En mi concepto los trabajos de Ucrós Cuéllar y de Paredes se complementan extraordinariamente, ya que el primero se refiere al coto o bocio en la Nueva Granada y el segundo al Ecuador.
Y justamente al hablar de las últimas décadas del siglo XIX nos cita Ucrós un ameno párrafo escrito en su exilio colombiano por Don Juan Montalvo, personaje querido y apreciado por sus paisanos ecuatorianos, en una arremetida epistolar contra Emiro Kastos, seudónimo de un escritor neogranadino, quien acusaba de cotudas a las mujeres de su patria mayores de 25 años.
Dice Don Juan: “Miente Emiro Kastos! Me dijo una vez un granadino: esa enfermedad es desconocida en la Nueva Granada. Por desgracia, todos hemos leído las disquisiciones científicas acerca de ese horrible desvío en la meseta de Bogotá, Mariquita y otras comarcas de Neo Colombia; y hemos gemido de corazón con los poetas colombianos que lloran esa ruina prematura de la belleza de su patria. Si de los 25 en adelante están condenadas a ir con esa cruz a cuestas, no olviden las ninfas de Monserrate que hasta los 25 son las más lindas de las sudamericanas”.
La revisión del Académico Paredes es una de las más extensas y suscintas escritas hasta ahora sobre la historia de la deficiencia de yodo, con 43 referencias bibliográficas citadas en el texto y otras 154 referidas como bibliografía de interés.
Y aunque entre éstas aparecen ampliamente citados, yo quisiera que en toda revisión histórica se diese más relevancia a los trabajos de nuestro compatriota y Académico Honorario Eduardo Gaitán Marulanda, quien en forma definitiva ha demostrado el papel de los bociógenos ambientales en la etiopatogenia del bocio, creando para los organismos a ellos expuestos una deficiencia si no absoluta sí por lo menos relativa del yodo y siendo un factor importante a considerar cuandoquiera que se planeen estrategias para combatir dicha deficiencia.

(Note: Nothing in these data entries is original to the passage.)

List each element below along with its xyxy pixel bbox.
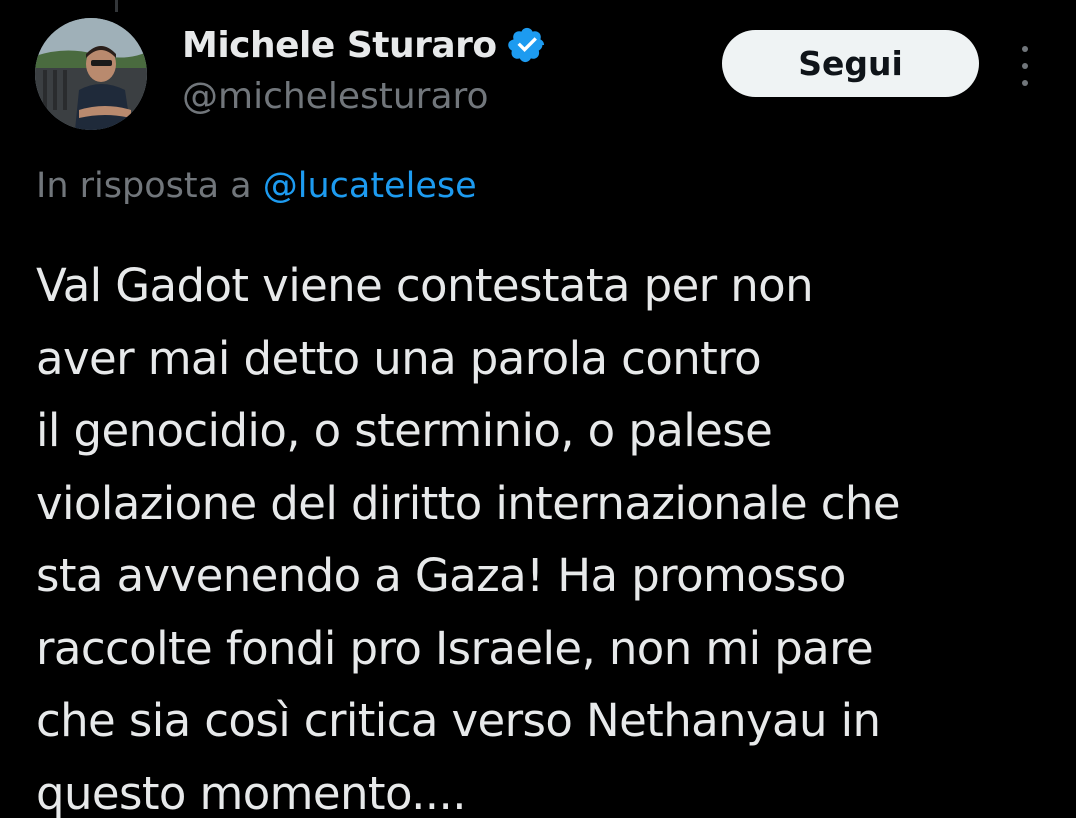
thread-connector-line: [115, 0, 118, 12]
tweet-text-line: violazione del diritto internazionale ch…: [36, 476, 901, 530]
avatar-image: [35, 18, 147, 130]
author-handle[interactable]: @michelesturaro: [182, 76, 547, 117]
author-info: Michele Sturaro @michelesturaro: [182, 22, 547, 117]
reply-mention-link[interactable]: @lucatelese: [263, 166, 477, 206]
follow-button[interactable]: Segui: [722, 30, 979, 97]
tweet-text-line: questo momento....: [36, 766, 467, 818]
avatar[interactable]: [35, 18, 147, 130]
tweet-text: Val Gadot viene contestata per non aver …: [36, 250, 1046, 818]
author-display-name[interactable]: Michele Sturaro: [182, 25, 497, 66]
reply-prefix-label: In risposta a: [36, 166, 252, 206]
tweet-text-line: il genocidio, o sterminio, o palese: [36, 404, 773, 457]
tweet-text-line: Val Gadot viene contestata per non: [36, 259, 814, 312]
verified-badge-icon: [507, 25, 547, 65]
tweet-text-line: raccolte fondi pro Israele, non mi pare: [36, 621, 874, 675]
tweet-text-line: aver mai detto una parola contro: [36, 331, 762, 385]
more-dot: [1022, 63, 1028, 69]
tweet-text-line: che sia così critica verso Nethanyau in: [36, 694, 881, 747]
more-dot: [1022, 46, 1028, 52]
more-vertical-icon[interactable]: [1010, 46, 1040, 86]
reply-context: In risposta a @lucatelese: [36, 166, 477, 206]
display-name-row: Michele Sturaro: [182, 22, 547, 68]
more-dot: [1022, 80, 1028, 86]
tweet-header: Michele Sturaro @michelesturaro Segui: [35, 18, 1045, 134]
tweet-text-line: sta avvenendo a Gaza! Ha promosso: [36, 549, 846, 602]
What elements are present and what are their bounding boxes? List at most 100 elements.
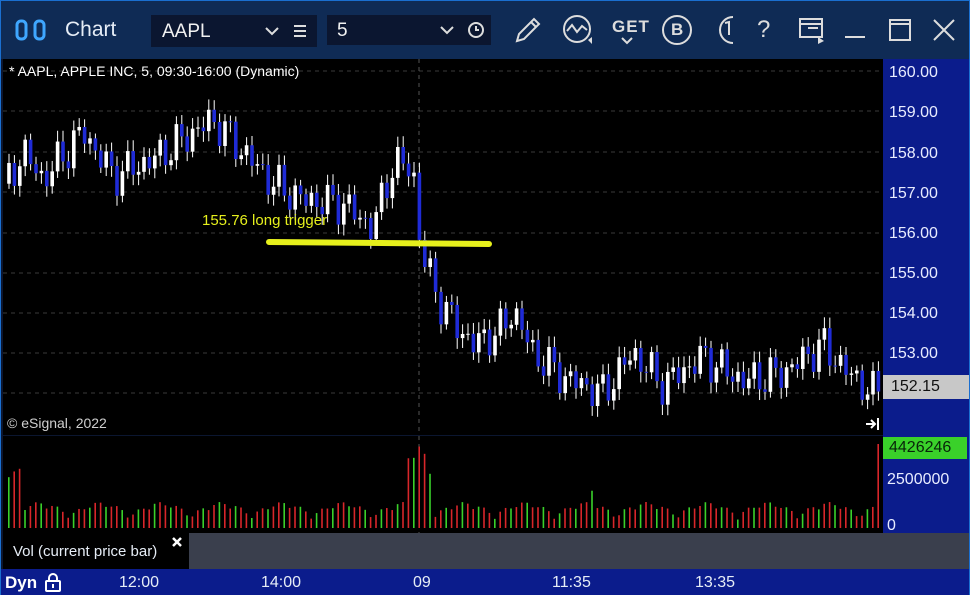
candle-body	[304, 194, 308, 206]
symbol-value: AAPL	[162, 21, 211, 42]
scroll-to-end-icon[interactable]	[865, 417, 881, 431]
candle-body	[282, 164, 287, 196]
app-chart-icon	[15, 19, 46, 41]
volume-bar	[35, 502, 37, 528]
symbol-menu-icon[interactable]	[292, 24, 308, 38]
volume-bar	[845, 507, 847, 528]
volume-bar	[537, 507, 539, 528]
pencil-icon[interactable]	[511, 13, 545, 47]
volume-tick-label: 2500000	[887, 471, 950, 488]
candle-body	[563, 376, 567, 394]
volume-bar	[202, 508, 204, 528]
volume-bars-chart	[8, 436, 879, 533]
candle-body	[828, 328, 832, 366]
study-icon[interactable]	[561, 13, 595, 47]
candle-body	[309, 192, 314, 206]
study-tab[interactable]: Vol (current price bar)	[3, 533, 189, 569]
volume-bar	[396, 504, 399, 528]
candle-body	[752, 362, 756, 379]
volume-bar	[488, 512, 491, 528]
volume-bar	[650, 504, 653, 528]
candle-body	[82, 126, 87, 144]
buy-button[interactable]: B	[662, 15, 692, 45]
current-price-badge: 152.15	[883, 375, 969, 399]
candle-body	[325, 184, 330, 215]
volume-bar	[731, 512, 734, 528]
candle-body	[536, 339, 540, 367]
candle-body	[169, 160, 173, 166]
volume-bar	[418, 446, 420, 528]
clock-partial-icon[interactable]	[709, 13, 743, 47]
candle-body	[153, 155, 157, 169]
volume-bar	[283, 503, 285, 528]
volume-bar	[348, 506, 350, 528]
time-tick-label: 14:00	[261, 574, 302, 591]
candle-body	[244, 145, 249, 156]
price-chart[interactable]: * AAPL, APPLE INC, 5, 09:30-16:00 (Dynam…	[3, 59, 883, 435]
candle-body	[163, 139, 168, 166]
candle-body	[541, 366, 546, 376]
candle-body	[136, 171, 141, 175]
candle-body	[239, 155, 243, 160]
volume-bar	[866, 509, 869, 528]
current-volume-badge: 4426246	[883, 437, 967, 459]
volume-bar	[828, 502, 831, 528]
price-tick-label: 159.00	[889, 104, 938, 121]
volume-bar	[40, 503, 42, 528]
volume-bars	[8, 444, 879, 528]
candle-body	[822, 328, 827, 340]
candle-body	[212, 109, 216, 122]
volume-bar	[688, 507, 690, 528]
candle-body	[201, 127, 206, 132]
maximize-icon[interactable]	[883, 13, 917, 47]
volume-bar	[67, 517, 69, 528]
volume-bar	[526, 502, 528, 528]
candle-body	[234, 121, 238, 160]
volume-bar	[818, 509, 820, 528]
interval-input[interactable]: 5	[327, 15, 491, 45]
volume-bar	[758, 507, 761, 528]
long-trigger-line[interactable]	[266, 239, 492, 247]
volume-bar	[143, 508, 145, 528]
candle-body	[876, 370, 881, 392]
time-tick-label: 13:35	[695, 574, 736, 591]
chevron-down-icon[interactable]	[264, 24, 280, 38]
time-axis[interactable]: Dyn 12:00 14:00 09 11:35 13:35	[1, 569, 969, 595]
candle-body	[471, 333, 476, 353]
candle-body	[725, 349, 729, 377]
lock-icon[interactable]	[43, 572, 63, 592]
volume-bar	[8, 477, 10, 528]
get-button[interactable]: GET	[611, 15, 649, 47]
volume-bar	[715, 508, 717, 528]
volume-bar	[742, 511, 744, 528]
annotation-label[interactable]: 155.76 long trigger	[202, 212, 327, 229]
volume-bar	[105, 506, 107, 528]
volume-bar	[774, 506, 777, 528]
clock-icon[interactable]	[467, 21, 485, 39]
close-icon[interactable]	[927, 13, 961, 47]
symbol-input[interactable]: AAPL	[151, 15, 317, 47]
candle-body	[72, 130, 76, 169]
candle-body	[147, 156, 152, 169]
volume-bar	[429, 473, 431, 528]
candle-body	[779, 367, 783, 388]
chevron-down-icon[interactable]	[439, 23, 455, 37]
volume-pane[interactable]	[3, 436, 883, 533]
volume-bar	[369, 517, 372, 528]
candlestick-chart[interactable]	[3, 59, 883, 435]
volume-bar	[153, 503, 156, 528]
volume-bar	[483, 507, 485, 528]
volume-bar	[402, 502, 404, 528]
help-button[interactable]: ?	[757, 16, 770, 44]
dyn-label[interactable]: Dyn	[5, 573, 37, 593]
layout-icon[interactable]	[796, 13, 830, 47]
minimize-icon[interactable]	[839, 13, 873, 47]
volume-bar	[326, 508, 329, 528]
close-study-icon[interactable]	[171, 536, 183, 548]
volume-bar	[186, 515, 188, 528]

Espero que los subsiguientes comentarios de nuestro Presidente y del Académico Jácome Roca nos permitan extendernos aún más en esta fascinante historia del bocio y la deficiencia de yodo en nuestros países.
A mí sólo me resta felicitar y dar la bienvenida de manera efusiva al Académico Paredes Suáre por su próximo ingreso a esta Academia, donde ampliará el círculo de amigos que, desde hace tiempos, lo hemos acompañado espiritualmente en estas inquietudes intelectuales que hoy su destacado talento ha traído ante nosotros y que esperamos se continúen ininterrrumpidamente por muchos años.